Carta para Paulo Roberto

“Pai,

Te escrevo essa carta para dizer o tanto que você tem feito falta...O pior é que tenho que admitir que você estava certo, íamos mesmo sentir sua falta. Falta da rabugice, das brincadeiras, das risadas, do tanto que nos servia, kkkk. Lembro das paródias de críticas que fazia. Gostava tanto de música, que até para expor suas frustrações era por meio dela. Lembro de suas habilidades, e como você tinha habilidades. Tocava um instrumento de cordas como ninguém. Sinto não poder te falar tudo isso pessoalmente. Aliás, quanto tempo perdemos com mágoas e ressentimentos do passado. Você se foi sem ao menos saber o tanto que eu te amava, mesmo com seus defeitos.

Nosso relacionamento, às vezes, foi bastante conturbado. Por isso, ainda imatura, falei coisas que me arrependi. Quando adquiri maturidade, sobretudo espiritual, aprendi a te honrar com a certeza de que o filho que honra seus pais seria bem aventurado. Escolhi por Deus te honrar e cuidar de você. Me sinto privilegiada de ter podido cuidar de você nos últimos dias de vida, mesmo que por causa das circunstâncias da vida tenha adquirido a covid. Não me arrependo e tenho certeza de que, se a Samira tivesse oportunidade de lhe falar, também diria estar feliz por ter dado sua a vida por você. Meu peito está apertado de saudade de você, Polim...meu papito querido. Ah, vou sentir falta do nosso buraquinho de domingo e da comidinha gostosa que fazia ❤.”

Carta para Samira

“Estamos sentindo sua falta. Quando olhamos o Bê, vemos um pedacinho seu na terra que ficou para nós”

“Mana,

Está um pouco tarde, eu sei, mas te escrevo essa carta com o coração partido de saudades para dizer que te amo... Sei que morreu acreditando o contrário, talvez seja porque não lutei para que acreditasse que era real o meu amor por você. Sabe, na realidade, tinha você como espelho. Você era a melhor cabeleireira que conheci. Não acreditei quando vi você ser homenageada pela sua profissão na TV. Você se sentia frustrada, achando que ninguém te amava, e agora ficaria surpresa com tanta manifestação de carinho. Você se foi e agora sinto um vazio. Me pego lembrando da nossa infância, sempre juntas, e lamento a distância ocasionada pelas circunstâncias. Me perdoe por ter sido ausente, por ter me afastado às vezes...
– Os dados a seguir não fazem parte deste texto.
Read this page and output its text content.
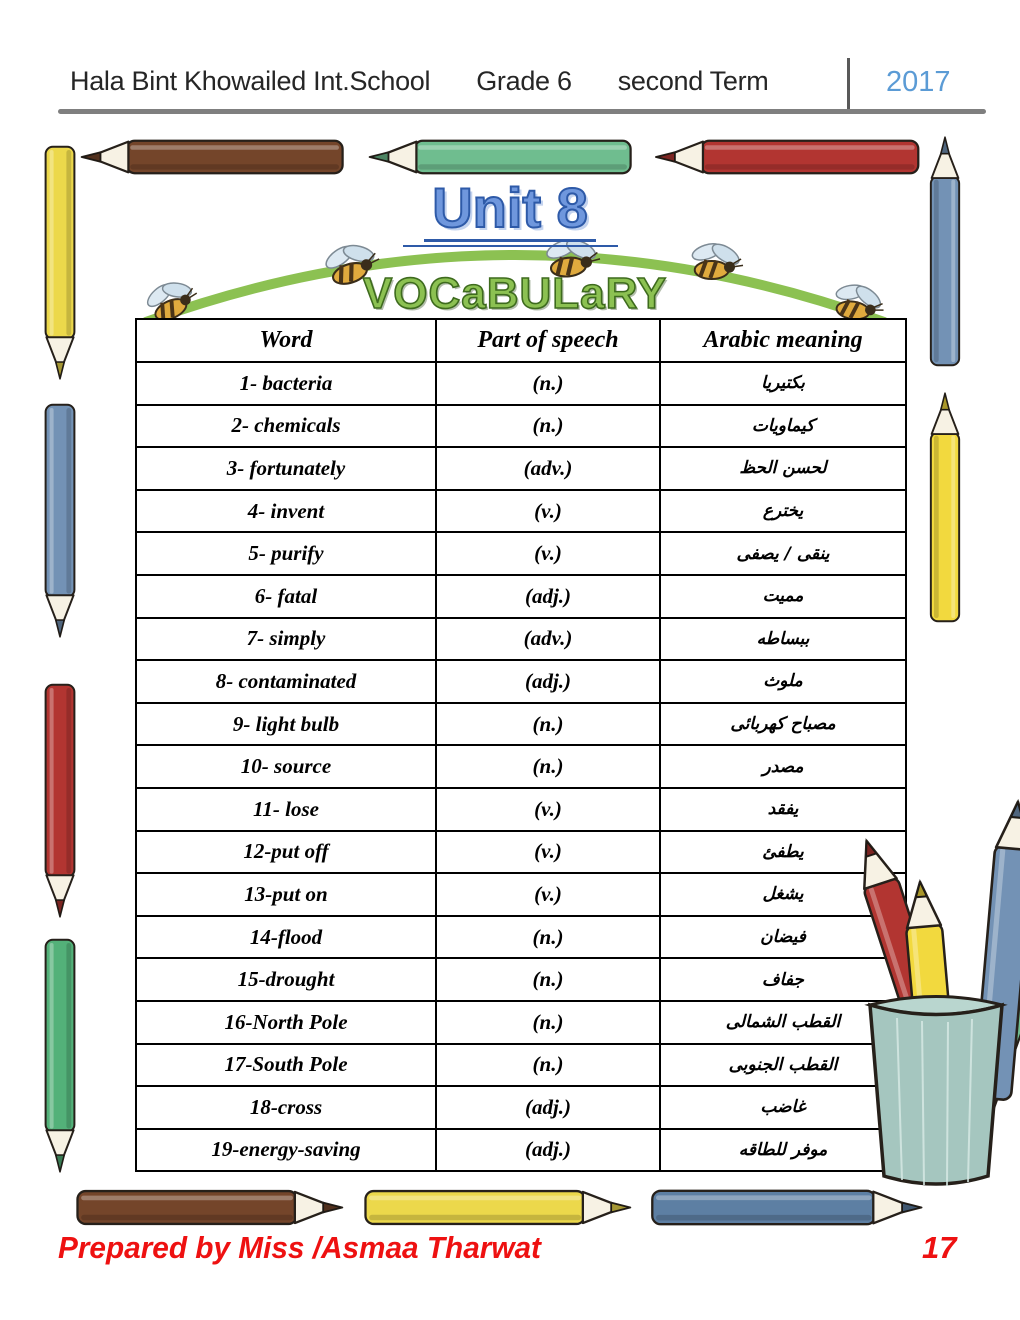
Hala Bint Khowailed Int.School Grade 6 second Term	2017
Unit 8
VOCaBULaRY
Word	Part of speech	Arabic meaning
1- bacteria	(n.)	بكتيريا
2- chemicals	(n.)	كيماويات
3- fortunately	(adv.)	لحسن الحظ
4- invent	(v.)	يخترع
5- purify	(v.)	ينقى / يصفى
6- fatal	(adj.)	مميت
7- simply	(adv.)	ببساطه
8- contaminated	(adj.)	ملوث
9- light bulb	(n.)	مصباح كهربائى
10- source	(n.)	مصدر
11- lose	(v.)	يفقد
12-put off	(v.)	يطفئ
13-put on	(v.)	يشغل
14-flood	(n.)	فيضان
15-drought	(n.)	جفاف
16-North Pole	(n.)	القطب الشمالى
17-South Pole	(n.)	القطب الجنوبى
18-cross	(adj.)	غاضب
19-energy-saving	(adj.)	موفر للطاقه
Prepared by Miss /Asmaa Tharwat	17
Sempre te amei. Sempre busquei crescer por nossa família e você estava incluída. Quando trabalhávamos juntas, sempre soube que uma era a complementação da outra, com os dons dados por Deus. Não te via como inimiga nem tampouco como concorrente. Sempre torci pelo seu sucesso e vibrei com suas conquistas, ainda que às vezes de longe. Sei que você era geniosa às vezes, mas isso não foi impedimento para eu te admirar. Estamos sentindo sua falta e todas as vezes que olhamos para o Bernardo te vemos...Como ele está parecido com você. Um pedacinho de você na terra que ficou pra nós.

Sinto não ter podido falar isso ainda em vida, isso me corrói. Mas sei que Deus está no controle de tudo e, por isso, estaremos aqui cuidado do Bê por você ❤.”